I want to raise that question. Are they dangerous or are they protectors? I want to break stereotypes in that you never know by just looking at something what it is or what it’s supposed to mean. And using things like wolves or foxes in the idea of protectors, it again posses that question. It prompts the viewer to question what is going on exactly. I don’t want to force feed my viewer, I want to create the mystery. So yes they’re protectors, but then you’re guessing, “Well they’re predators. Are they really protectors? Or is there something else at play?”
Aokigahara Forest is a source of inspiration for your work. How does that work into this series The Lost?
In a lot of the pieces the scenery is inspired by abandoned places or places that have some kind of, I don’t want to say supernatural, but a compelling story. Like this piece for example (Lost) is inspired by just that, where she’s in a deep wood. Actually, that forest (Aokigahara Forest) it’s so dense and so thick that once year when they have to go recover bodies they run lines through the forest so they can find their way back out. So this poses that question, “Is she lost in that forest and trying to find her way out? Or maybe she’s a soul that got lost in the forest and maybe that’s her way out of purgatory. And that ties into this one as well (The Path Through The Woods) where you can see that she’s following the broken line. Like maybe she was going to find her way out of the darkness, out of the scene, but the line is broken and she doesn’t know where to go.
And what is the name of this painting?
Path Through The Woods.
And this one is?
Oh, is this thee Lost?
Yeah, they all kind of center around this first image.

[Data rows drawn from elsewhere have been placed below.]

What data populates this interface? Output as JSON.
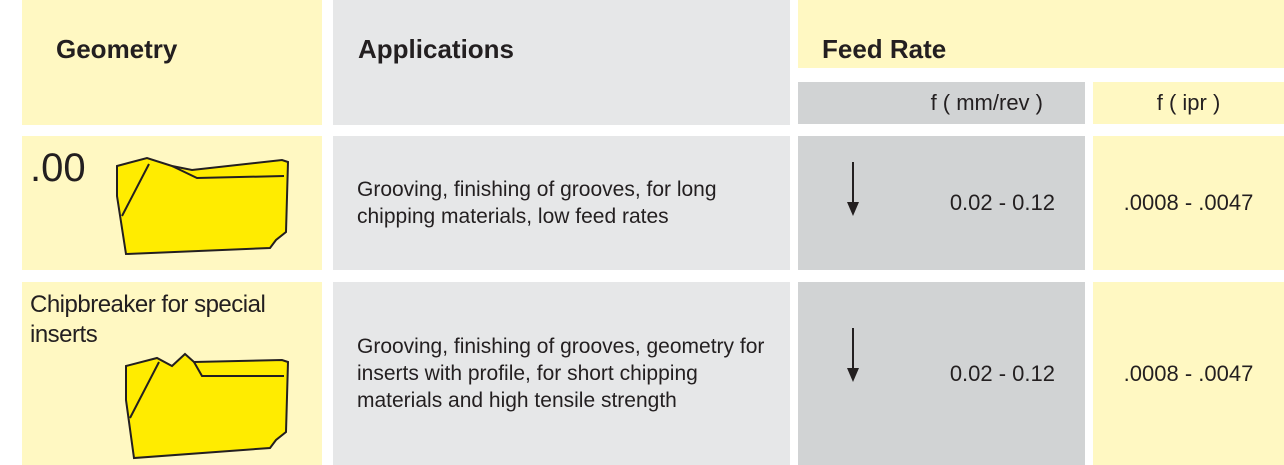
{
  "header": {
    "geometry": "Geometry",
    "applications": "Applications",
    "feed_rate": "Feed Rate",
    "feed_units": [
      "f ( mm/rev )",
      "f ( ipr )"
    ]
  },
  "rows": [
    {
      "geometry": ".00",
      "applications": "Grooving, finishing of grooves, for long chipping materials, low feed rates",
      "feed_mm": "0.02 - 0.12",
      "feed_ipr": ".0008 - .0047"
    },
    {
      "geometry": "Chipbreaker for special inserts",
      "applications": "Grooving, finishing of grooves, geometry for inserts with profile, for short chipping materials and high tensile strength",
      "feed_mm": "0.02 - 0.12",
      "feed_ipr": ".0008 - .0047"
    }
  ]
}
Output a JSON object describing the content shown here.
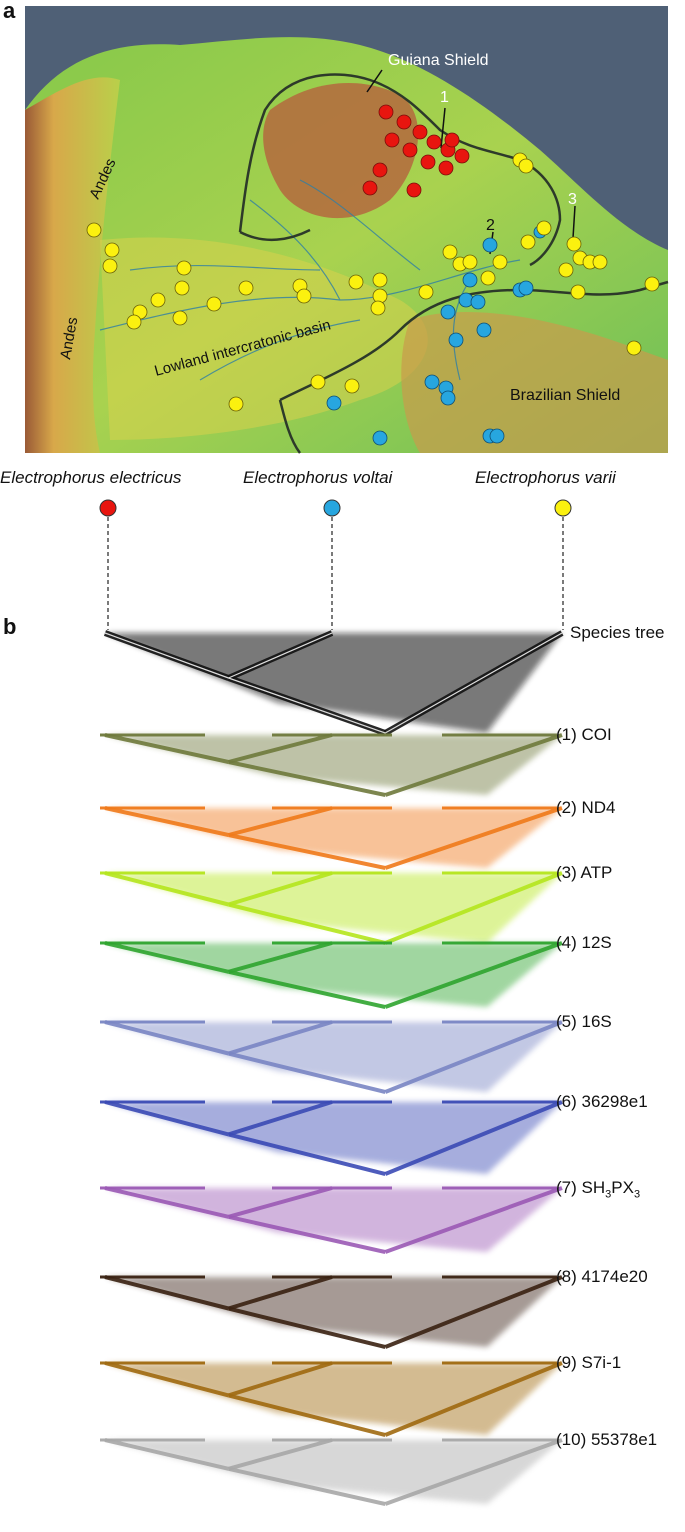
{
  "panel_a": "a",
  "panel_b": "b",
  "map": {
    "labels": {
      "guiana_shield": "Guiana Shield",
      "andes_top": "Andes",
      "andes_left": "Andes",
      "lowland": "Lowland intercratonic basin",
      "brazilian_shield": "Brazilian Shield"
    },
    "callouts": [
      "1",
      "2",
      "3"
    ],
    "colors": {
      "ocean": "#4f6076",
      "electricus": "#e8150f",
      "voltai": "#27a6df",
      "varii": "#fbf10f"
    }
  },
  "species": {
    "electricus": {
      "name": "Electrophorus electricus",
      "color": "#e8150f"
    },
    "voltai": {
      "name": "Electrophorus voltai",
      "color": "#27a6df"
    },
    "varii": {
      "name": "Electrophorus varii",
      "color": "#fbf10f"
    }
  },
  "trees": [
    {
      "label": "Species tree",
      "color": "#111111"
    },
    {
      "label": "(1) COI",
      "color": "#6f7a3c"
    },
    {
      "label": "(2) ND4",
      "color": "#f07a1a"
    },
    {
      "label": "(3) ATP",
      "color": "#b5e61d"
    },
    {
      "label": "(4) 12S",
      "color": "#2fa52f"
    },
    {
      "label": "(5) 16S",
      "color": "#7a86c4"
    },
    {
      "label": "(6) 36298e1",
      "color": "#3b4bb5"
    },
    {
      "label_prefix": "(7) SH",
      "sub1": "3",
      "label_mid": "PX",
      "sub2": "3",
      "color": "#9b5ab5"
    },
    {
      "label": "(8) 4174e20",
      "color": "#3a2212"
    },
    {
      "label": "(9) S7i-1",
      "color": "#a06a10"
    },
    {
      "label": "(10) 55378e1",
      "color": "#a8a8a8"
    }
  ]
}
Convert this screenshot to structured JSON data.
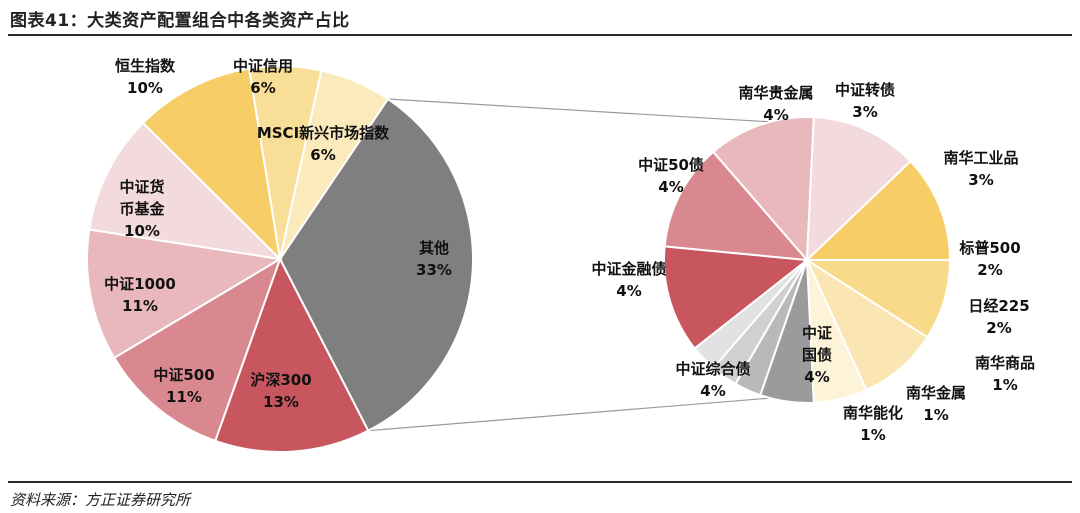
{
  "title": "图表41：大类资产配置组合中各类资产占比",
  "source": "资料来源：方正证券研究所",
  "chart_data": {
    "type": "pie",
    "subtype": "pie-of-pie",
    "main": {
      "slices": [
        {
          "name": "其他",
          "value": 33,
          "color": "#7f7f7f"
        },
        {
          "name": "沪深300",
          "value": 13,
          "color": "#c8565f"
        },
        {
          "name": "中证500",
          "value": 11,
          "color": "#d9888f"
        },
        {
          "name": "中证1000",
          "value": 11,
          "color": "#e8b8bc"
        },
        {
          "name": "中证货币基金",
          "value": 10,
          "color": "#f2dadd"
        },
        {
          "name": "恒生指数",
          "value": 10,
          "color": "#f6cd67"
        },
        {
          "name": "中证信用",
          "value": 6,
          "color": "#f9de98"
        },
        {
          "name": "MSCI新兴市场指数",
          "value": 6,
          "color": "#fbeabb"
        }
      ],
      "labels": [
        {
          "lines": [
            "其他",
            "33%"
          ]
        },
        {
          "lines": [
            "沪深300",
            "13%"
          ]
        },
        {
          "lines": [
            "中证500",
            "11%"
          ]
        },
        {
          "lines": [
            "中证1000",
            "11%"
          ]
        },
        {
          "lines": [
            "中证货",
            "币基金",
            "10%"
          ]
        },
        {
          "lines": [
            "恒生指数",
            "10%"
          ]
        },
        {
          "lines": [
            "中证信用",
            "6%"
          ]
        },
        {
          "lines": [
            "MSCI新兴市场指数",
            "6%"
          ]
        }
      ]
    },
    "secondary": {
      "slices": [
        {
          "name": "中证转债",
          "value": 3,
          "color": "#f9d98a"
        },
        {
          "name": "南华工业品",
          "value": 3,
          "color": "#fbe6b3"
        },
        {
          "name": "标普500",
          "value": 2,
          "color": "#fdf3d9"
        },
        {
          "name": "日经225",
          "value": 2,
          "color": "#9b9b9b"
        },
        {
          "name": "南华商品",
          "value": 1,
          "color": "#b9b9b9"
        },
        {
          "name": "南华金属",
          "value": 1,
          "color": "#d0d0d0"
        },
        {
          "name": "南华能化",
          "value": 1,
          "color": "#e2e2e2"
        },
        {
          "name": "中证国债",
          "value": 4,
          "color": "#c8565f"
        },
        {
          "name": "中证综合债",
          "value": 4,
          "color": "#d9888f"
        },
        {
          "name": "中证金融债",
          "value": 4,
          "color": "#e8b8bc"
        },
        {
          "name": "中证50债",
          "value": 4,
          "color": "#f2dadd"
        },
        {
          "name": "南华贵金属",
          "value": 4,
          "color": "#f6cd67"
        }
      ],
      "labels": [
        {
          "lines": [
            "中证转债",
            "3%"
          ]
        },
        {
          "lines": [
            "南华工业品",
            "3%"
          ]
        },
        {
          "lines": [
            "标普500",
            "2%"
          ]
        },
        {
          "lines": [
            "日经225",
            "2%"
          ]
        },
        {
          "lines": [
            "南华商品",
            "1%"
          ]
        },
        {
          "lines": [
            "南华金属",
            "1%"
          ]
        },
        {
          "lines": [
            "南华能化",
            "1%"
          ]
        },
        {
          "lines": [
            "中证",
            "国债",
            "4%"
          ]
        },
        {
          "lines": [
            "中证综合债",
            "4%"
          ]
        },
        {
          "lines": [
            "中证金融债",
            "4%"
          ]
        },
        {
          "lines": [
            "中证50债",
            "4%"
          ]
        },
        {
          "lines": [
            "南华贵金属",
            "4%"
          ]
        }
      ]
    }
  }
}
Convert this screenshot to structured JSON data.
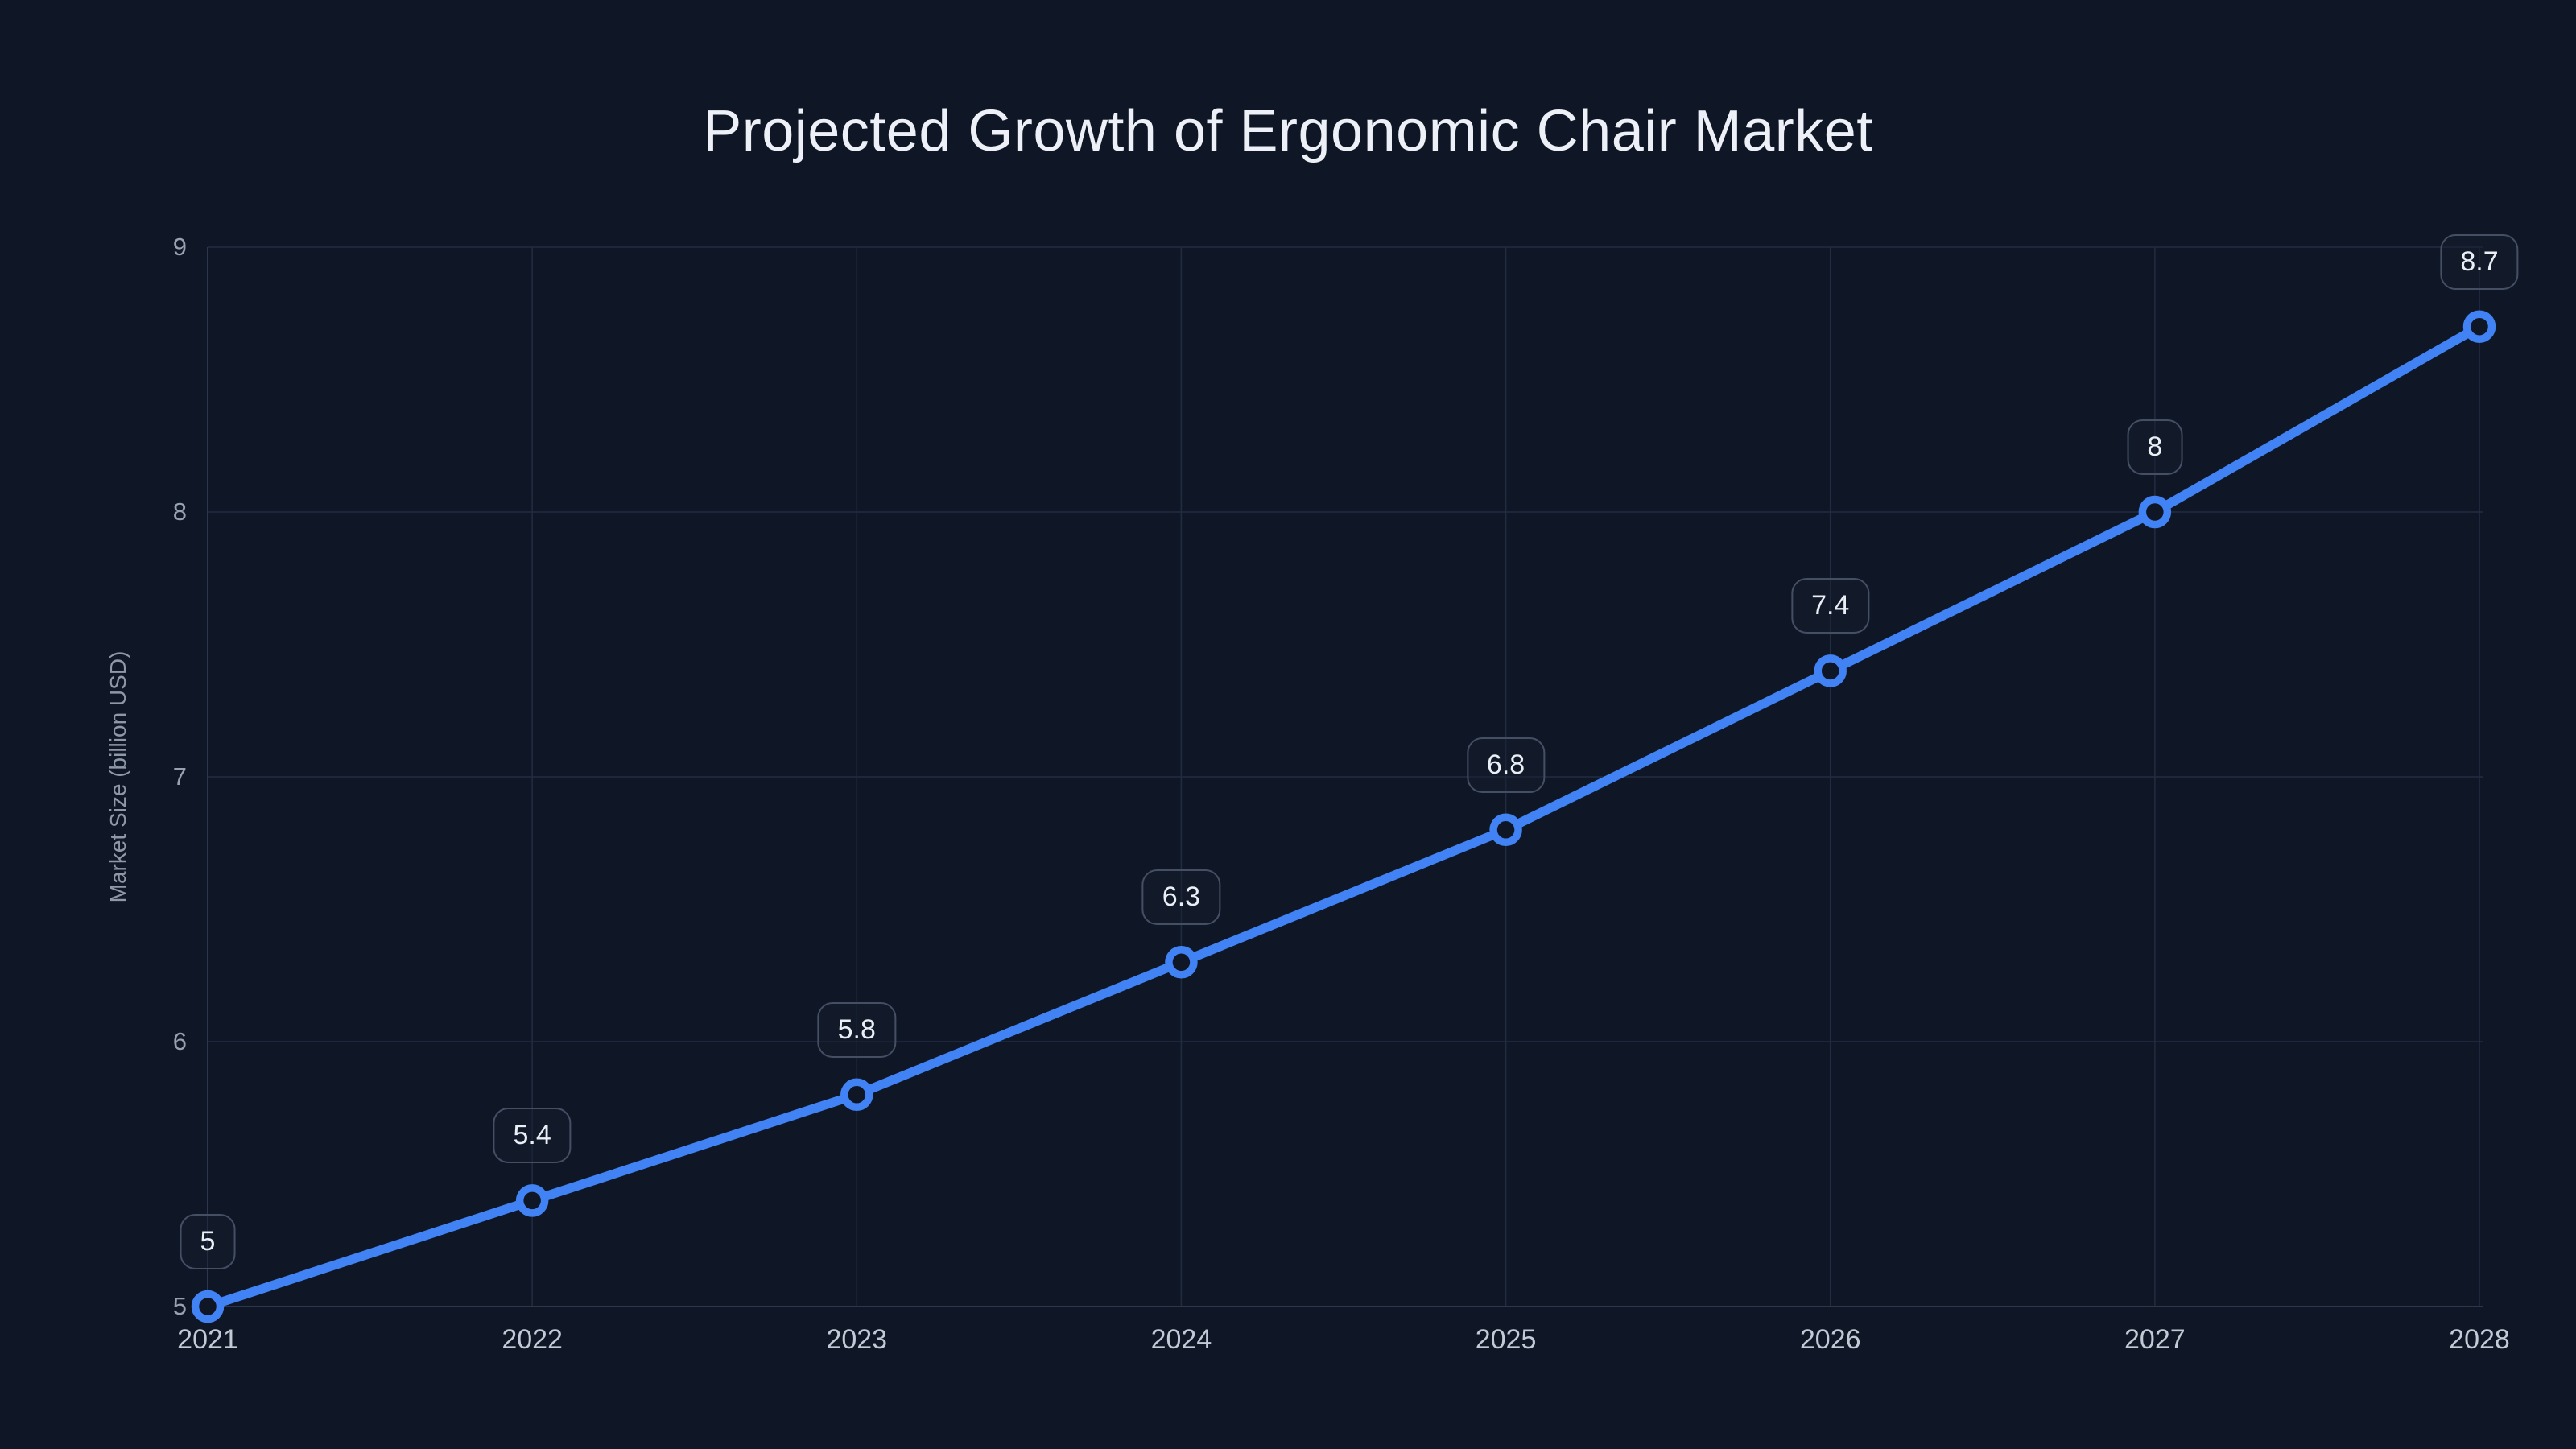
{
  "header": {
    "title": "Projected Growth of Ergonomic Chair Market"
  },
  "chart_data": {
    "type": "line",
    "title": "Projected Growth of Ergonomic Chair Market",
    "categories": [
      "2021",
      "2022",
      "2023",
      "2024",
      "2025",
      "2026",
      "2027",
      "2028"
    ],
    "values": [
      5,
      5.4,
      5.8,
      6.3,
      6.8,
      7.4,
      8,
      8.7
    ],
    "point_labels": [
      "5",
      "5.4",
      "5.8",
      "6.3",
      "6.8",
      "7.4",
      "8",
      "8.7"
    ],
    "xlabel": "",
    "ylabel": "Market Size (billion USD)",
    "ylim": [
      5,
      9
    ],
    "yticks": [
      5,
      6,
      7,
      8,
      9
    ],
    "grid": true,
    "legend": false,
    "marker_style": "open-circle"
  },
  "colors": {
    "background": "#0f1726",
    "line": "#4183f4",
    "marker_ring": "#4183f4",
    "marker_fill": "#0f1726",
    "gridline": "#222c40",
    "axis_line": "#2c374e",
    "title_text": "#edf1f7",
    "x_tick_text": "#c2cad6",
    "y_tick_text": "#97a1b2",
    "y_axis_title_text": "#8e98a9",
    "label_box_border": "#454f64",
    "label_box_text": "#eaeef5"
  }
}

As was the initial idea. The Suicide Forest in Japan really intrigued me and it’s steeped in a lot of tradition. Back hundreds of years ago in feudal Japan there were villages around there and it was part of their culture that if they became sick or elderly and couldn’t care for themselves they would say goodbye to their family and hike into this forest to die—kinda the way a dog would. If a dog is sick or injured it will go off by itself and die. And these people were like that and because of that tradition people still to this day go there to kill themselves. To make it their final resting place. So it’s really interesting to me that this place has that kind of energy and draws people like that.
Lastly, I just have to ask this. I’m going back to a much earlier time. You’re very specific in some of your titles and your paintings. One of them was My Brother Was Eaten Alive By Wolves On The Connecticut Turnpike. I’m almost afraid to ask it if it was based on reality. Where did that come from?[laughing] I don’t like to give up my secrets, but like I said I read a lot and a lot of ideas I get from stories, but never from the story itself. It’s usually a line or a snippet that will give me a flash or an idea. That story, My Brother Was Eaten Alive By Wolves On The Connecticut Turnpike, is from, not the movie, but the short story by Stephen King, 1408. In it one of the characters is hallucinating and he’s having this traumatic experience because the room is haunted, and he picks up the phone and there’s a voice on the other end and it’s speaking gibberish. And one of the things it says is, “My brother was eaten alive by wolves on the Connecticut turnpike.” And just that stuck out to me and it’s that seed that will get planted in my head and then it grows from there.